Up to the twelfth century, fires were simply made in the middle of a home by a hypocaust, or with braziers, or by fires on the hearth with smoke vented out through the lantern in the roof. As time went on, the placement of fireplaces moved to the wall, incorporating chimneys to vent the smoke. This permitted the design of a very elaborate, rich, architectural focal point for a grand room.

At a later date, in consequence of the greater width of the fireplace, flat or segmental arches were thrown across and constructed with archivolt, sometimes joggled, with the thrust of the arch being resisted by bars of iron at the back.

In domestic work of the fourteenth century, the chimneypiece was greatly increased in order to allow of the members of the family sitting on either side of the fire on the hearth, and in these cases great beams of timber were employed to carry the hood; in such cases the fireplace was so deeply recessed as to become externally an important architectural feature, as at Haddon Hall. The largest chimneypiece existing is in the great hall of the Palais des Comtes at Poitiers, which is nearly 30 ft wide, having two intermediate supports to carry the hood; the stone flues are carried up between the tracery of an immense window above.

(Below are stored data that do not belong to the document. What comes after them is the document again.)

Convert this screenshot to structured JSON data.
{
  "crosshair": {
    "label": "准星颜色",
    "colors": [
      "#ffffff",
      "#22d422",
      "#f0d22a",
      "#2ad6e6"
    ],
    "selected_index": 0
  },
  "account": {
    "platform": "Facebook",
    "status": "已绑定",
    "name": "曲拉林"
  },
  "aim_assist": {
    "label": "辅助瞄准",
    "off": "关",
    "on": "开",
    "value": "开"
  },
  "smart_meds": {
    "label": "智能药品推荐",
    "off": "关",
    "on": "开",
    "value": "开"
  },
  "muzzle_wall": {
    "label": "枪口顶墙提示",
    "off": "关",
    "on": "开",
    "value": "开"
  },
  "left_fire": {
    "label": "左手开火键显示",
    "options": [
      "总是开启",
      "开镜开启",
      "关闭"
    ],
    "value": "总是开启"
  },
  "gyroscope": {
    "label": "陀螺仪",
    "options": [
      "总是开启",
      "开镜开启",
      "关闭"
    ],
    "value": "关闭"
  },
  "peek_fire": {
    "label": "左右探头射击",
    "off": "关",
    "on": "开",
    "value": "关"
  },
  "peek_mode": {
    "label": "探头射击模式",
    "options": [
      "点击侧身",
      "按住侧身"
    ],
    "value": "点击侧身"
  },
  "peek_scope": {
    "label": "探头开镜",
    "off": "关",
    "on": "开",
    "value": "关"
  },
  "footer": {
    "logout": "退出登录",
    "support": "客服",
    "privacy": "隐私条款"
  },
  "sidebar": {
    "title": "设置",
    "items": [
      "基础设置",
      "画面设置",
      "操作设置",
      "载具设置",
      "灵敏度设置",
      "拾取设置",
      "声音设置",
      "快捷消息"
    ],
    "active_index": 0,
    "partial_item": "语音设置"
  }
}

The history of carved mantels is a fundamental element in the history of Western art. Every element of European sculpture can be seen on great mantels. Many of the historically noted sculptors of the past, i.e., Augustus St. Gaudens, designed and carved magnificent mantels, some of which can be found on display in the world's great museums. Exactly as the facade of a building is distinguished by its design, proportion, and detail so it is with fine mantels. The attention to carved detail is what defines a great mantel.

===Today===

Modern wooden fireplace mantel in a suburban American home.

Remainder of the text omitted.